Alejandro Otero - Artists - GALERÍA RGR

(Bolívar, Venezuela, 1921 - Caracas, Venezuela, 1990)

Alejandro Otero was one of the most influential Venezuelan artists of the twentieth century, he gained recognition for re-evaluating the relations between light, space, and perception. Otero studied Painting, Sculpture, Glassworks and Art education at the National School of Arts in Caracas (1939 - 1945). In 1946 he was granted a State´s scholarship that allowed him to relocate to Paris.

Through his “Cafeteras” series, he abandoned Figuration for Geometric Abstraction. The aforementioned led him to join “Los Disidentes," a group of Venezuelan artists living in France that sought to renovate the art of their country. “Coloritmos” was born in 1955, his quintessential series of modular rectangular paintings, made with automotive lacquer, applied with spray guns over wooden or plexiglass surfaces. The idea was to immerse the spectator into a constructive process where rhythms and spaces become the same, expanding beyond the paintings themselves.

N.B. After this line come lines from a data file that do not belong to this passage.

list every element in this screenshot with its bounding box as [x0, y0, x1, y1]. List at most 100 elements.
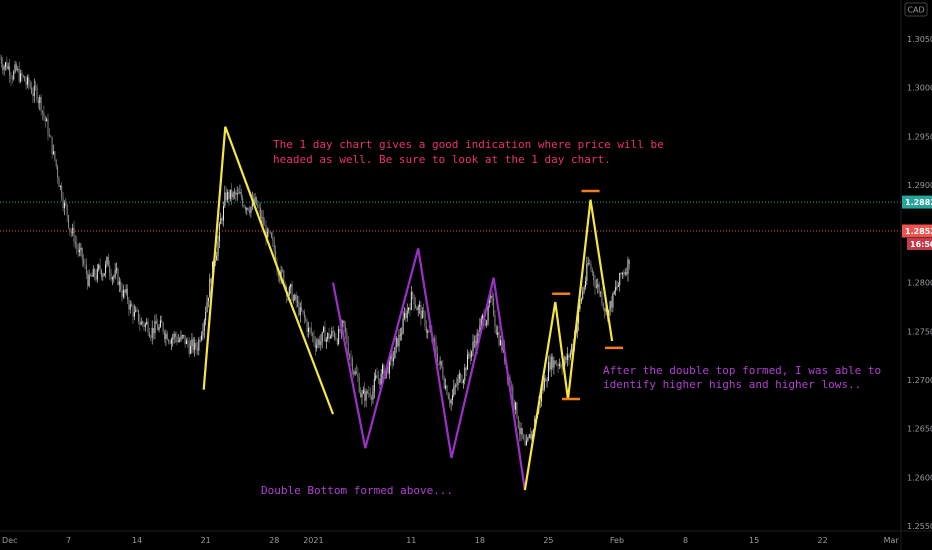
candle-body: [59, 185, 61, 187]
candle-body: [626, 272, 628, 275]
candle-body: [586, 263, 588, 281]
candle-body: [26, 77, 28, 85]
candle-body: [148, 332, 150, 338]
candle-body: [247, 207, 249, 211]
candle-body: [390, 353, 392, 360]
candle-body: [310, 328, 312, 334]
candle-body: [153, 328, 155, 334]
candle-body: [9, 66, 11, 76]
candle-body: [179, 340, 181, 341]
x-tick-label: 21: [201, 536, 211, 545]
candle-body: [70, 231, 72, 234]
candle-body: [449, 399, 451, 404]
candle-body: [159, 320, 161, 327]
candle-body: [578, 309, 580, 324]
y-tick-label: 1.27500: [907, 327, 932, 336]
candle-body: [284, 283, 286, 287]
candle-body: [456, 384, 458, 386]
candle-body: [543, 378, 545, 389]
candle-body: [22, 75, 24, 77]
candle-body: [92, 269, 94, 277]
candle-body: [379, 378, 381, 385]
candle-body: [181, 335, 183, 336]
candle-body: [2, 63, 4, 70]
candle-body: [297, 301, 299, 303]
candle-body: [3, 66, 5, 70]
candle-body: [424, 311, 426, 327]
candle-body: [209, 278, 211, 298]
candle-body: [446, 385, 448, 395]
candle-body: [69, 227, 71, 232]
candle-body: [420, 304, 422, 319]
candle-body: [63, 202, 65, 209]
candle-body: [158, 326, 160, 330]
candle-body: [10, 75, 12, 79]
candle-body: [0, 58, 2, 64]
candle-body: [365, 391, 367, 401]
candle-body: [357, 373, 359, 378]
y-tick-label: 1.26000: [907, 473, 932, 482]
candle-body: [255, 197, 257, 205]
candle-body: [164, 331, 166, 339]
candle-body: [290, 284, 292, 288]
annotation-texts: The 1 day chart gives a good indication …: [261, 138, 881, 497]
candle-body: [419, 304, 421, 307]
candle-body: [46, 119, 48, 122]
candle-body: [602, 303, 604, 309]
candle-body: [99, 264, 101, 270]
candle-body: [354, 371, 356, 375]
candle-body: [520, 428, 522, 435]
candle-body: [225, 192, 227, 200]
candle-body: [391, 353, 393, 362]
candle-body: [20, 73, 22, 82]
svg-text:CAD: CAD: [907, 6, 924, 15]
level-lines: [0, 201, 901, 232]
candle-body: [406, 310, 408, 319]
candle-body: [321, 331, 323, 342]
candle-body: [52, 151, 54, 155]
candle-body: [54, 151, 56, 160]
candle-body: [269, 232, 271, 233]
candle-body: [334, 332, 336, 338]
candle-body: [224, 192, 226, 207]
candle-body: [408, 307, 410, 311]
candle-body: [351, 358, 353, 371]
candle-body: [512, 386, 514, 400]
candle-body: [251, 199, 253, 208]
candle-body: [88, 274, 90, 287]
candle-body: [394, 346, 396, 359]
candle-body: [235, 192, 237, 195]
candle-body: [50, 136, 52, 137]
candle-body: [584, 280, 586, 288]
candle-body: [77, 247, 79, 253]
candle-body: [521, 428, 523, 435]
candle-body: [258, 207, 260, 208]
candle-body: [127, 288, 129, 300]
candle-body: [388, 359, 390, 374]
candle-body: [128, 299, 130, 310]
candle-body: [550, 356, 552, 370]
candle-body: [401, 333, 403, 335]
candle-body: [598, 284, 600, 293]
candle-body: [553, 360, 555, 368]
candle-body: [531, 431, 533, 440]
candle-body: [364, 389, 366, 401]
candle-body: [13, 71, 15, 80]
candle-body: [28, 77, 30, 84]
candle-body: [497, 332, 499, 335]
candle-body: [372, 391, 374, 400]
candle-body: [458, 373, 460, 380]
candle-body: [393, 358, 395, 362]
candle-body: [327, 332, 329, 340]
candle-body: [302, 310, 304, 312]
y-tick-label: 1.29000: [907, 181, 932, 190]
candle-body: [332, 330, 334, 333]
candle-body: [368, 392, 370, 394]
x-tick-label: 18: [475, 536, 485, 545]
candle-body: [74, 242, 76, 244]
candle-body: [516, 402, 518, 418]
candle-body: [188, 343, 190, 354]
candle-body: [139, 321, 141, 325]
candle-body: [560, 364, 562, 367]
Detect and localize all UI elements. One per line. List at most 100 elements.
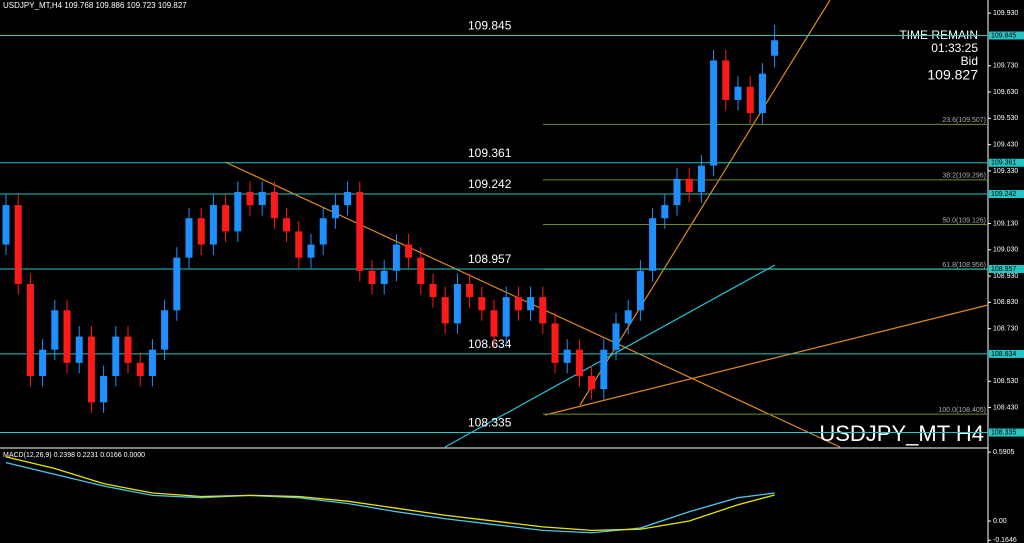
candle-body: [527, 297, 535, 311]
level-box: [989, 349, 1024, 358]
candle-body: [392, 244, 400, 271]
candle-body: [100, 376, 108, 403]
level-label: 108.957: [468, 252, 512, 266]
candle-body: [697, 165, 705, 192]
candle-body: [417, 257, 425, 284]
candle-body: [490, 310, 498, 337]
level-box: [989, 428, 1024, 437]
candle-body: [405, 244, 413, 258]
candle-body: [173, 257, 181, 311]
candle-body: [295, 231, 303, 258]
last-open: 109.768: [64, 1, 93, 10]
candle-body: [234, 191, 242, 232]
level-box: [989, 190, 1024, 199]
candle-body: [502, 297, 510, 337]
candle-body: [722, 60, 730, 100]
level-box: [989, 264, 1024, 273]
trendline: [579, 0, 831, 406]
candle-body: [148, 349, 156, 377]
y-tick-label: 108.830: [993, 299, 1018, 306]
candle-body: [209, 205, 217, 245]
candle-body: [466, 283, 474, 298]
level-label: 109.845: [468, 19, 512, 33]
watermark: USDJPY_MT H4: [819, 421, 984, 446]
candle-body: [429, 283, 437, 298]
level-axis-label: 108.957: [991, 266, 1016, 273]
y-tick-label: 0.00: [993, 518, 1007, 525]
fib-label: 100.0(108.405): [939, 407, 986, 414]
candle-body: [649, 218, 657, 271]
candle-body: [136, 362, 144, 377]
time-remain: 01:33:25: [931, 41, 978, 55]
y-tick-label: 0.5905: [993, 449, 1015, 456]
candle-body: [307, 244, 315, 258]
candle-body: [124, 336, 132, 363]
candle-body: [600, 349, 608, 390]
candle-body: [624, 310, 632, 324]
macd-line: [5, 462, 775, 534]
level-box: [989, 31, 1024, 40]
candle-body: [734, 86, 742, 100]
candle-body: [551, 323, 559, 363]
candle-body: [685, 178, 693, 192]
symbol: USDJPY_MT,H4: [3, 1, 63, 10]
fib-label: 50.0(109.126): [942, 217, 986, 224]
level-label: 109.242: [468, 177, 512, 191]
y-tick-label: 108.430: [993, 404, 1018, 411]
candle-body: [368, 270, 376, 284]
macd-title: MACD(12,26,9) 0.2398 0.2231 0.0166 0.000…: [3, 452, 145, 459]
y-tick-label: 109.330: [993, 168, 1018, 175]
candle-body: [710, 60, 718, 166]
candle-body: [380, 270, 388, 284]
candle-body: [771, 40, 779, 56]
candle-body: [258, 191, 266, 206]
fib-label: 38.2(109.296): [942, 173, 986, 180]
macd-line: [5, 456, 775, 532]
candle-body: [283, 218, 291, 232]
candle-body: [758, 73, 766, 114]
candle-body: [453, 283, 461, 324]
y-tick-label: 109.930: [993, 10, 1018, 17]
y-tick-label: 109.630: [993, 89, 1018, 96]
candle-body: [87, 336, 95, 403]
level-label: 108.634: [468, 337, 512, 351]
candle-body: [539, 297, 547, 324]
level-axis-label: 109.361: [991, 160, 1016, 167]
symbol-info: USDJPY_MT,H4 109.768 109.886 109.723 109…: [3, 1, 187, 10]
level-label: 108.335: [468, 416, 512, 430]
fib-label: 23.6(109.507): [942, 117, 986, 124]
candle-body: [588, 376, 596, 390]
candle-body: [636, 270, 644, 311]
candle-body: [51, 310, 59, 350]
candle-body: [319, 218, 327, 245]
level-axis-label: 108.634: [991, 351, 1016, 358]
last-high: 109.886: [96, 1, 125, 10]
level-box: [989, 158, 1024, 167]
candle-body: [270, 191, 278, 219]
candle-body: [441, 297, 449, 324]
candle-body: [197, 218, 205, 245]
bid-label: Bid: [961, 54, 978, 68]
candle-body: [612, 323, 620, 350]
level-axis-label: 109.242: [991, 191, 1016, 198]
y-tick-label: 109.030: [993, 247, 1018, 254]
candle-body: [356, 191, 364, 271]
y-tick-label: 109.430: [993, 141, 1018, 148]
candle-body: [26, 283, 34, 377]
candle-body: [39, 349, 47, 377]
y-tick-label: -0.1646: [993, 537, 1017, 543]
candle-body: [112, 336, 120, 377]
candle-body: [331, 205, 339, 219]
y-tick-label: 108.730: [993, 326, 1018, 333]
candle-body: [161, 310, 169, 350]
level-axis-label: 109.845: [991, 32, 1016, 39]
candle-body: [344, 191, 352, 206]
candle-body: [2, 205, 10, 245]
candle-body: [75, 336, 83, 363]
candle-body: [63, 310, 71, 363]
trendline: [544, 304, 989, 416]
bid-value: 109.827: [927, 67, 978, 83]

Soon, Otero dedicated to research and exploring civic sculptures, a result of his continuous interest in the spatial and social relationships of artworks. After all, for Otero, art represented “a personal drama in which the  modern man might recognize his image.” In that sense, he was a part of the artists that created works for the Central University City of Venezuela. He was also vice president of the National Institute of Culture and Fine Arts of Venezuela from 1964 to 1966, and in 1971 he obtained the Guggenheim Memorial Foundation scholarship for the Massachusetts Institute of Technology, which allowed him to continue his inquiry on sculptures in public spaces.